Carbon monoxide (CO) is a poisonous gas that you can't see, smell or taste. Exposure to the gas can cause long-term damage or be fatal. Every year 40 people die from carbon monoxide in the UK, and 200 people are hospitalised. You can find more information below on how to protect yourself and your home from carbon monoxide poisoning, and what to do if there is a leak.

The warning signs

It's easy to spot signs that your gas or heating appliances are producing carbon monoxide. Danger signs can include:

  • Soft yellow flames
  • Sooty stains or discolouration on or around gas appliances
  • Increased levels of condensation in rooms with gas appliances
  • Fumes or smoke in the house
  • Slower than usual burning of solid fuel fires

What are the symptoms of carbon monoxide poisoning?

Symptoms can include:

  • Headaches
  • Drowsiness
  • Visual problems
  • Dry throat
  • Nausea
  • Vomiting

If you or someone you're with is feeling ill, visit your doctor urgently. Explain that symptoms may be related to CO poisoning and ask that they test a blood or breath sample.

If someone is seriously ill from poisoning it's vital that they leave the room and get fresh air. You should call for medical help urgently. Make sure that when help arrives you tell them that you suspect carbon monoxide poisoning. This will ensure they get the appropriate treatment quickly.

What to do if you detect possible carbon monoxide

If your carbon monoxide alarm sounds or you suspect a leak:

  • Stop using all appliances, switch them off, and open doors and windows to ventilate the property
  • Evacuate the property immediately – stay calm and avoid raising your heart rate
  • Call the National Gas Emergency Service on 0800 111 999 to report the incident, or the Health and Safety Executive (HSE) Gas Safety Advice Line on 0800 300 363
  • Seek immediate medical help – you may not realise you've been affected by the carbon monoxide, and going outside into fresh air won't treat any exposure by itself
  • Don't go back into the property – wait for advice from the emergency services

What causes carbon monoxide in the home?

Carbon monoxide is released into your home when faulty appliances start leaking. You must take the proper steps in your home to make sure you remain safe from carbon monoxide poisoning at all times.

It is also important to note that carbon monoxide poisoning is different to carbon dioxide poisoning. The safety steps to protect against carbon dioxide poisoning will also be different.

Where can I buy a CO detector?

All SSE engineers carry CO detectors, which are available to buy any time you've arranged for one to come to your home. You can also buy a detector online, or at a number of DIY stores and retail outlets. When you buy your detector, make sure it meets current European safety standards so that you know it'll work safely and correctly in your home.

Look for alarms marked with the ‘EN50291’ standard. This may be written as BSEN 50291 or EN50291 and with the 'CE' mark, which can usually be found on the packaging and product. Your alarm will also have either a Kitemark or Loss Prevention Certification Board (LPCB) logo to show independent testing and certification.

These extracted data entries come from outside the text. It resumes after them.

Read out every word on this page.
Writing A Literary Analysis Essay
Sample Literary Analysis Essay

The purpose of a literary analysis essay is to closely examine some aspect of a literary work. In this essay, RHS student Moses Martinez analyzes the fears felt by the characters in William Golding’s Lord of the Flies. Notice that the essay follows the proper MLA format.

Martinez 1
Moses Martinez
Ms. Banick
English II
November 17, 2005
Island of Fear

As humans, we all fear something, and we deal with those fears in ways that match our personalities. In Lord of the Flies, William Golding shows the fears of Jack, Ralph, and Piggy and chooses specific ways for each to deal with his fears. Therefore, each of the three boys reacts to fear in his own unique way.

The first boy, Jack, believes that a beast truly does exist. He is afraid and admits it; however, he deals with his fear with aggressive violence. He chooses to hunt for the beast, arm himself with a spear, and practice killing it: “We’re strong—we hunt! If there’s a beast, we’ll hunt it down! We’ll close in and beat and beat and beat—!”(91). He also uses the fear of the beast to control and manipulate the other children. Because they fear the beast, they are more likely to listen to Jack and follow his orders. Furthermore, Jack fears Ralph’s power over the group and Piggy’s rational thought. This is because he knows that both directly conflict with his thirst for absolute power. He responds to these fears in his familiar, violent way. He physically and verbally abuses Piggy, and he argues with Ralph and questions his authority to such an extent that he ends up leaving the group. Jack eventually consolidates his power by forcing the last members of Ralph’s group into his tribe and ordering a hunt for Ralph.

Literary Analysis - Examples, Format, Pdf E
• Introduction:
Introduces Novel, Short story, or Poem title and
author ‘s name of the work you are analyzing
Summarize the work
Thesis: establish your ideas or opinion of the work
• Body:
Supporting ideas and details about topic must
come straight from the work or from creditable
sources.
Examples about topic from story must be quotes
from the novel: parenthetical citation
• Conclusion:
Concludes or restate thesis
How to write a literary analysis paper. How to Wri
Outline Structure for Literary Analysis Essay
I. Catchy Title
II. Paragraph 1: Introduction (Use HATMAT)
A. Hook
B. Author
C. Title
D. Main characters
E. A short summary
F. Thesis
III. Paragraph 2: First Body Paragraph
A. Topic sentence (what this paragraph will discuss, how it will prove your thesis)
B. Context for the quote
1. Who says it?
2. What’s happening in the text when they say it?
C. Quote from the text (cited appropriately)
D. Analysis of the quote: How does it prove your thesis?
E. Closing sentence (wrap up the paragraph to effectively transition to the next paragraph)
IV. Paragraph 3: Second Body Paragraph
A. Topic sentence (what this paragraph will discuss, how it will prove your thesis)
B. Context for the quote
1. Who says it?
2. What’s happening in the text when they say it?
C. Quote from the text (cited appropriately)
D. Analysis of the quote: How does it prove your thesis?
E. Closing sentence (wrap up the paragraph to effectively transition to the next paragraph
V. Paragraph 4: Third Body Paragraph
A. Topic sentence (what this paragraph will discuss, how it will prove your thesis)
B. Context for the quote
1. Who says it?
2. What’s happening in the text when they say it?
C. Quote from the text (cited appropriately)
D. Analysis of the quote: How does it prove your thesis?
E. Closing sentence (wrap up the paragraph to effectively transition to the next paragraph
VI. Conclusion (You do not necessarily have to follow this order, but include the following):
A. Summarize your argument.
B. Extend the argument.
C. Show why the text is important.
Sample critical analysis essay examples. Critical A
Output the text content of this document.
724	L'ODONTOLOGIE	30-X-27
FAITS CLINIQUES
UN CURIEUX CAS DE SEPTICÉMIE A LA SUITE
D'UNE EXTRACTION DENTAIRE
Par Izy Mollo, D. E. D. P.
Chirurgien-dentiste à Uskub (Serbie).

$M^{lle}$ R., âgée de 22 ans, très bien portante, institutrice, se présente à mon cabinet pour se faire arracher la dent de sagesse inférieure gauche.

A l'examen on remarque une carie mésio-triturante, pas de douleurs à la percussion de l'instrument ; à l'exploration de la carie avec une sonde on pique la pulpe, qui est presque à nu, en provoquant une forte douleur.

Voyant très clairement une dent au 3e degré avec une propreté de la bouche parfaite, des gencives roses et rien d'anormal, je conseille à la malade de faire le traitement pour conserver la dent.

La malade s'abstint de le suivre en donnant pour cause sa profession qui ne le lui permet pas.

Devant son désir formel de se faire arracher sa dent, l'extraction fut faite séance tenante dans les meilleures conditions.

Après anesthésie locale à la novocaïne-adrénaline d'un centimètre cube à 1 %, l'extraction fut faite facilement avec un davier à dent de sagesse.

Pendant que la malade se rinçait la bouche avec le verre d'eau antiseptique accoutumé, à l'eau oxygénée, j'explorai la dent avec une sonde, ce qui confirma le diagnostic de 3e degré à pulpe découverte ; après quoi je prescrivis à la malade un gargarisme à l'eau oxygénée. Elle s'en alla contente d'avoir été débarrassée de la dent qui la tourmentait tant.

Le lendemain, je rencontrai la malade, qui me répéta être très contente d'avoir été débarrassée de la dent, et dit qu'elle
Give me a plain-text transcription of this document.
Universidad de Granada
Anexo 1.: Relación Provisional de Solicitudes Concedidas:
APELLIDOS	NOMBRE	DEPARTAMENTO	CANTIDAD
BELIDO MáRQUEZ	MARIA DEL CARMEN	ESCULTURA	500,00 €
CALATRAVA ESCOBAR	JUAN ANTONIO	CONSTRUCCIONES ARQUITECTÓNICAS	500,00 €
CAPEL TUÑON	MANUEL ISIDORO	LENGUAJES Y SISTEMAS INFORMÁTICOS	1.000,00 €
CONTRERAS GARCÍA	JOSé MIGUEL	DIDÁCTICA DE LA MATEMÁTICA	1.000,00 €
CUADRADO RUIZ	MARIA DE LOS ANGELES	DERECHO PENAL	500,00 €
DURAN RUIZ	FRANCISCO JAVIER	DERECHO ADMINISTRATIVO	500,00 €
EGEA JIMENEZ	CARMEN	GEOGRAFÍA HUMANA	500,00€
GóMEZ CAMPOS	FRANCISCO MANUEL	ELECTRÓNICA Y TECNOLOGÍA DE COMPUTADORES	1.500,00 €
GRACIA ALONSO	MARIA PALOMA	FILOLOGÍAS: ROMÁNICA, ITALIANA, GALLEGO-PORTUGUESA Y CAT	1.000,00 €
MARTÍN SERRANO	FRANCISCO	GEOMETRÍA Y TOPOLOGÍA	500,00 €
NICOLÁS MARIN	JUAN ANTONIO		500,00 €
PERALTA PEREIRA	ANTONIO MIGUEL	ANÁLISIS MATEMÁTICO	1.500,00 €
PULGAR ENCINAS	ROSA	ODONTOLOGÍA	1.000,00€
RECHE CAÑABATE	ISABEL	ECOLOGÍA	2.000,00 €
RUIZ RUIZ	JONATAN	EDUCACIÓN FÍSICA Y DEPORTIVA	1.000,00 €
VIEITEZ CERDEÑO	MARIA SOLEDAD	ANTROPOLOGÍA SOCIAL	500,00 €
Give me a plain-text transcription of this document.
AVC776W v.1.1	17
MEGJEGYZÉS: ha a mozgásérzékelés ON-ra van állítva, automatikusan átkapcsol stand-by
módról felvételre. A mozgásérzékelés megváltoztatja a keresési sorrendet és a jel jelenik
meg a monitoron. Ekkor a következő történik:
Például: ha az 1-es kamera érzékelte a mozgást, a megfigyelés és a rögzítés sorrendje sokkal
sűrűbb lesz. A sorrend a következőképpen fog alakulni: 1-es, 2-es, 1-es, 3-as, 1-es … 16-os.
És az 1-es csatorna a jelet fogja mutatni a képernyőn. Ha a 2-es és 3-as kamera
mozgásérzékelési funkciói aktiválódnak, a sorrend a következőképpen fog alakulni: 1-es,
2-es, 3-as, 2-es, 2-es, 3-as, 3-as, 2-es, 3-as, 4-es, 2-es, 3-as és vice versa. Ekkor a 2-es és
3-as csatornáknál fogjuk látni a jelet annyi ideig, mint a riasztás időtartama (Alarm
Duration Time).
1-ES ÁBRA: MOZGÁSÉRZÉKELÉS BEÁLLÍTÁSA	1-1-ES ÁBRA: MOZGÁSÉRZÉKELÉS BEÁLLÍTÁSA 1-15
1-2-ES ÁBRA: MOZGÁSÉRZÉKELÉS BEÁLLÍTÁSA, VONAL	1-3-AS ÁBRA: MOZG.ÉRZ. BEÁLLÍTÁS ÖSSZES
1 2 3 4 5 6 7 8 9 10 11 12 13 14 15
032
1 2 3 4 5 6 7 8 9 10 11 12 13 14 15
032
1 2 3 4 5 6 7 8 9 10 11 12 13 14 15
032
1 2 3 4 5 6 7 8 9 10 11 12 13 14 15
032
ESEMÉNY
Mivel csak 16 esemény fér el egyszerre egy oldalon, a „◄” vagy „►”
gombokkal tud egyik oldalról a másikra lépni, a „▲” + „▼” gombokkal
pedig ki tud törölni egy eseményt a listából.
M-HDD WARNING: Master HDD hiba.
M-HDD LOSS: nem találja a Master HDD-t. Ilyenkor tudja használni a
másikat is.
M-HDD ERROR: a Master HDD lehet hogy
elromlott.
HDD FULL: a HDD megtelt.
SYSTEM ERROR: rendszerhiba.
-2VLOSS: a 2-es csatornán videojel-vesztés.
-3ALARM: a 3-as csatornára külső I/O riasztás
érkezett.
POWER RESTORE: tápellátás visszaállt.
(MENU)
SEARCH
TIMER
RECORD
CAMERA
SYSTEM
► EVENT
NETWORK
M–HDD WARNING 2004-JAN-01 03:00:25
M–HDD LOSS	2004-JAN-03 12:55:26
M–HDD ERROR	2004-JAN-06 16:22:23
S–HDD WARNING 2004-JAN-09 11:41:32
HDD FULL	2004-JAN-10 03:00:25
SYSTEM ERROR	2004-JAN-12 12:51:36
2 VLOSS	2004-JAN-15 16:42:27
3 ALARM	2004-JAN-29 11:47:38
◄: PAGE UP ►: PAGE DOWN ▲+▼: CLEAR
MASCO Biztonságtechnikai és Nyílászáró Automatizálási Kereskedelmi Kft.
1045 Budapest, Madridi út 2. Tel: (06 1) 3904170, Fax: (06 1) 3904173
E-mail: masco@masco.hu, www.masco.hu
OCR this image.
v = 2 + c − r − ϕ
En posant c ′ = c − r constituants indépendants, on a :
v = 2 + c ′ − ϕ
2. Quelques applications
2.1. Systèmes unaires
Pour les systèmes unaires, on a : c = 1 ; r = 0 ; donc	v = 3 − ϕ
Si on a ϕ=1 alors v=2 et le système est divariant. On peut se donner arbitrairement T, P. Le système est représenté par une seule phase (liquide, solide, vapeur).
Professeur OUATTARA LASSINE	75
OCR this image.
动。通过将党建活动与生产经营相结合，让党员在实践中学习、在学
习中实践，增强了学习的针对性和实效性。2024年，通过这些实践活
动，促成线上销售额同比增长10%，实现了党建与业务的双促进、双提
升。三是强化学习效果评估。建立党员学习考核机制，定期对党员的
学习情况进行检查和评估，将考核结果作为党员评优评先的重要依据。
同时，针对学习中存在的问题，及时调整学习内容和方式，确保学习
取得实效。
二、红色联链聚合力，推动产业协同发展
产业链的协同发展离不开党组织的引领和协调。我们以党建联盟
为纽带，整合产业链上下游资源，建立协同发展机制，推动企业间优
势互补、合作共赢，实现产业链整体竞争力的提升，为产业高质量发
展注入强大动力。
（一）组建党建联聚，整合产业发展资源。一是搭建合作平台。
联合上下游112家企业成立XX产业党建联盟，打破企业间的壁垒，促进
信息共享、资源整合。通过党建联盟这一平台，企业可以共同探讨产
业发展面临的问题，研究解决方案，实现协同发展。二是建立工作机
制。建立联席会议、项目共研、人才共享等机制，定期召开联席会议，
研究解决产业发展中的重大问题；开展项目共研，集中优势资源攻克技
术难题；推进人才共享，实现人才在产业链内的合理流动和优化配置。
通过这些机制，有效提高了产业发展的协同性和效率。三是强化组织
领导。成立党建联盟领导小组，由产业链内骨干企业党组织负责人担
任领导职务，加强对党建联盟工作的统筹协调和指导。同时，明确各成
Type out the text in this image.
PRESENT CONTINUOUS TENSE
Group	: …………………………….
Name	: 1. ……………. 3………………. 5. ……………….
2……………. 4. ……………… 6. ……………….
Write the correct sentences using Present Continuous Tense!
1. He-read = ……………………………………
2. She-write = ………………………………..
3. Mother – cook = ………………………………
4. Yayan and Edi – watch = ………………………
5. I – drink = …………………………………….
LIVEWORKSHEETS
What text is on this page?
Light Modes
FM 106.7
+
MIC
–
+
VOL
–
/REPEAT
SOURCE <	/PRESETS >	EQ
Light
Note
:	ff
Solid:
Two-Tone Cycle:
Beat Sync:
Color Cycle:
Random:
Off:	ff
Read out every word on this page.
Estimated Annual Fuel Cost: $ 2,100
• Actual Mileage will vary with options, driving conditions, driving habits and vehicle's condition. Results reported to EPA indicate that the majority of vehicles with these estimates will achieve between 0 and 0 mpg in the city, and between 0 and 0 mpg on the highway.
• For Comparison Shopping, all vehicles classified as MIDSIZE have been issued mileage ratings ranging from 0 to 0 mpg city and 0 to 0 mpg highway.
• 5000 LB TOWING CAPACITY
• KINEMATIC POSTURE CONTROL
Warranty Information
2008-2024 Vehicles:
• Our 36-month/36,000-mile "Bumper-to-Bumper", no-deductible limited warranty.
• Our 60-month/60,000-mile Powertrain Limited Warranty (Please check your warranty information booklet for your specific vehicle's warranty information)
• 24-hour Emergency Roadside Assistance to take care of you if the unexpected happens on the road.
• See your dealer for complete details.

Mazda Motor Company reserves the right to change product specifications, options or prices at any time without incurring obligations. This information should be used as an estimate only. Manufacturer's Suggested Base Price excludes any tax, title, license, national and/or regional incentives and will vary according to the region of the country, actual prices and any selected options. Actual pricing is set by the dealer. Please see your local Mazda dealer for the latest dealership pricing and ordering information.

Positioning my carbon monoxide detector

When fitting your alarm, you should always follow the instructions that come with it. Where you put the alarm is important, so here are some tips for where to position it.

  • Alarms can be placed in rooms with fuel burning appliances (eg the room in or near where your boiler is kept).
  • Place the alarm at head height. This means it'll be at your breathing level. You don't have to fix the alarm to the wall to do this. It can be placed on a table or shelf.
  • If you have a portable battery alarm, you can place it in the room you spend most time in, or move it from room to room.
  • Don't place your alarm in a cupboard, behind furniture or near ventilation areas (eg extraction fans).
  • Keep your carbon monoxide alarm at least one metre away from fires, boilers, cookers or heaters.
  • Avoid placing your carbon monoxide alarm in areas near high condensation and steam (eg kettles, cooker tops, showers).


Always make sure to regularly test your carbon monoxide alarm, which you can do by using the test button. Check the instructions to see where the button is and how it works on your particular alarm. When the low battery signal sounds, you must either replace the batteries or buy a new carbon monoxide detector. To find out which, you can read the instruction manual that came with your detector.

Remember that your carbon monoxide alarm must never be used in place of annual safety checks. Contact a Gas Safe registered engineer every 12 months to ensure your appliances work correctly, remain in warranty and are safe to use.